São Paulo, 27 (AE) - O Brasil atraiu no ano passado US$ 29 bilhões em investimentos diretos estrangeiros, ocupando o segundo lugar no ranking do fluxo externo para os países emergentes. O primeiro lugar, mais uma vez, foi ocupado pela China, que atraiu US$ 45 bilhões. Os dados constam do Relatório sobre Investimentos no Mundo, da Conferência das Nações Unidas para o Comércio e o Desenvolvimento (Unctad), considerado o mais completo e qualificado documento sobre as tendências dos investimentos internacionais no mundo. As informações estão sendo divulgadas hoje pela organização com sede em Genebra, na Suíça.
A onda de fusões e aquisições no ano passado favoreceu um crescimento de quase 40% no investimento direto estrangeiro, que atingiu a marca histórica de US$ 644 bilhões. Para este ano, a Unctad prevê um novo recorde. Segundo o documento, os cinco maiores países em desenvolvimento receberam metade do total dos investimentos diretos nos emergentes. A crise financeira no ano passado não impediu que o fluxo de investimento para os países em desenvolvimento continuasse elevado, totalizando US$ 166 bilhões, apenas US$ 6,6 bilhões abaixo do recorde batido em 1997.
O secretário-geral da Unctad, Rubens Ricupero, alerta, no entanto, que as expectativas sobre os benefícios dos investimentos nos países em desenvolvimento podem ser exageradas. "Num mundo em crescente globalização e liberalização o crescimento só poderá ser sustentado se os países adotarem novas atividades de maior valor agregado para produzir bens e serviços que garantam seu lugar em mercados abertos", afirmou Ricupero.

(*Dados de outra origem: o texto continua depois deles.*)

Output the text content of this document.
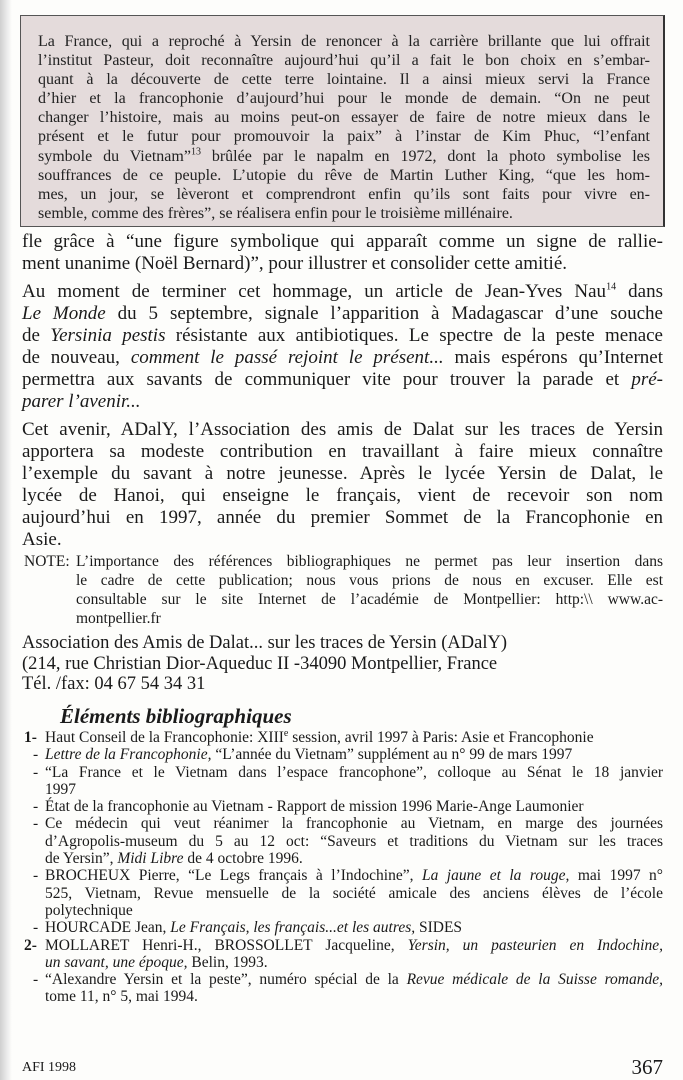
La France, qui a reproché à Yersin de renoncer à la carrière brillante que lui offrait
l’institut Pasteur, doit reconnaître aujourd’hui qu’il a fait le bon choix en s’embar-
quant à la découverte de cette terre lointaine. Il a ainsi mieux servi la France
d’hier et la francophonie d’aujourd’hui pour le monde de demain. “On ne peut
changer l’histoire, mais au moins peut-on essayer de faire de notre mieux dans le
présent et le futur pour promouvoir la paix” à l’instar de Kim Phuc, “l’enfant
symbole du Vietnam”$^{13}$ brûlée par le napalm en 1972, dont la photo symbolise les
souffrances de ce peuple. L’utopie du rêve de Martin Luther King, “que les hom-
mes, un jour, se lèveront et comprendront enfin qu’ils sont faits pour vivre en-
semble, comme des frères”, se réalisera enfin pour le troisième millénaire.
fle grâce à “une figure symbolique qui apparaît comme un signe de rallie-
ment unanime (Noël Bernard)”, pour illustrer et consolider cette amitié.
Au moment de terminer cet hommage, un article de Jean-Yves Nau$^{14}$ dans
Le Monde du 5 septembre, signale l’apparition à Madagascar d’une souche
de Yersinia pestis résistante aux antibiotiques. Le spectre de la peste menace
de nouveau, comment le passé rejoint le présent... mais espérons qu’Internet
permettra aux savants de communiquer vite pour trouver la parade et pré-
parer l’avenir...
Cet avenir, ADalY, l’Association des amis de Dalat sur les traces de Yersin
apportera sa modeste contribution en travaillant à faire mieux connaître
l’exemple du savant à notre jeunesse. Après le lycée Yersin de Dalat, le
lycée de Hanoi, qui enseigne le français, vient de recevoir son nom
aujourd’hui en 1997, année du premier Sommet de la Francophonie en
Asie.
NOTE: L’importance des références bibliographiques ne permet pas leur insertion dans
le cadre de cette publication; nous vous prions de nous en excuser. Elle est
consultable sur le site Internet de l’académie de Montpellier: http:\\ www.ac-
montpellier.fr
Association des Amis de Dalat... sur les traces de Yersin (ADalY)
(214, rue Christian Dior-Aqueduc II -34090 Montpellier, France
Tél. /fax: 04 67 54 34 31
Éléments bibliographiques
1- Haut Conseil de la Francophonie: XIIIe session, avril 1997 à Paris: Asie et Francophonie
- Lettre de la Francophonie, “L’année du Vietnam” supplément au n° 99 de mars 1997
- “La France et le Vietnam dans l’espace francophone”, colloque au Sénat le 18 janvier
1997
- État de la francophonie au Vietnam - Rapport de mission 1996 Marie-Ange Laumonier
- Ce médecin qui veut réanimer la francophonie au Vietnam, en marge des journées
d’Agropolis-museum du 5 au 12 oct: “Saveurs et traditions du Vietnam sur les traces
de Yersin”, Midi Libre de 4 octobre 1996.
- BROCHEUX Pierre, “Le Legs français à l’Indochine”, La jaune et la rouge, mai 1997 n°
525, Vietnam, Revue mensuelle de la société amicale des anciens élèves de l’école
polytechnique
- HOURCADE Jean, Le Français, les français...et les autres, SIDES
2- MOLLARET Henri-H., BROSSOLLET Jacqueline, Yersin, un pasteurien en Indochine,
un savant, une époque, Belin, 1993.
- “Alexandre Yersin et la peste”, numéro spécial de la Revue médicale de la Suisse romande,
tome 11, n° 5, mai 1994.
AFI 1998	367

O relatório aponta os desafios para os governos diante do rápido surgimento de um sistema de produção internacional cujo centro é o investimento direto externo das corporações transnacionais. Fazem parte do sistema cerca de 60 mil multinacionais, que respondem por 25% da produção global. As vendas destas corporações e suas 500 mil filiadas estrangeiras somaram US$ 11 trilhões no ano passado, muito acima, portanto, das exportações globais estimadas em US$ 7 trilhões. relação das maiores corporações elaborada pela Unctade é encabeçada pela General Electric, seguida de perto pela Ford Motor Company e pelo grupo Royal Dutch Shell.
Dos US$ 644 bilhões em fluxo de investimento direto registrados no ano passado, apenas US$ 166 bilhões foram destinados aos países em desenvolvimento. Isto mostra que a participação dos emergentes no total de investimentos diretos declinou de 37% em 1997 para 26% em 1998. A América Latina atraiu US$ 72 bilhões da parcela do fluxo para os países em desenvolvimento, enquanto a ásia ficou com US$ 85 bilhões e a Europa do Leste e Central, com US$ 18 bilhões. Os países desenvolvidos receberam US$ 460 bilhões em investimentos diretos
dos quais US$ 230 bilhões foram para a União Européia, US$ 193 bilhões para os EUA e US$ 3,2 bilhões para o Japão.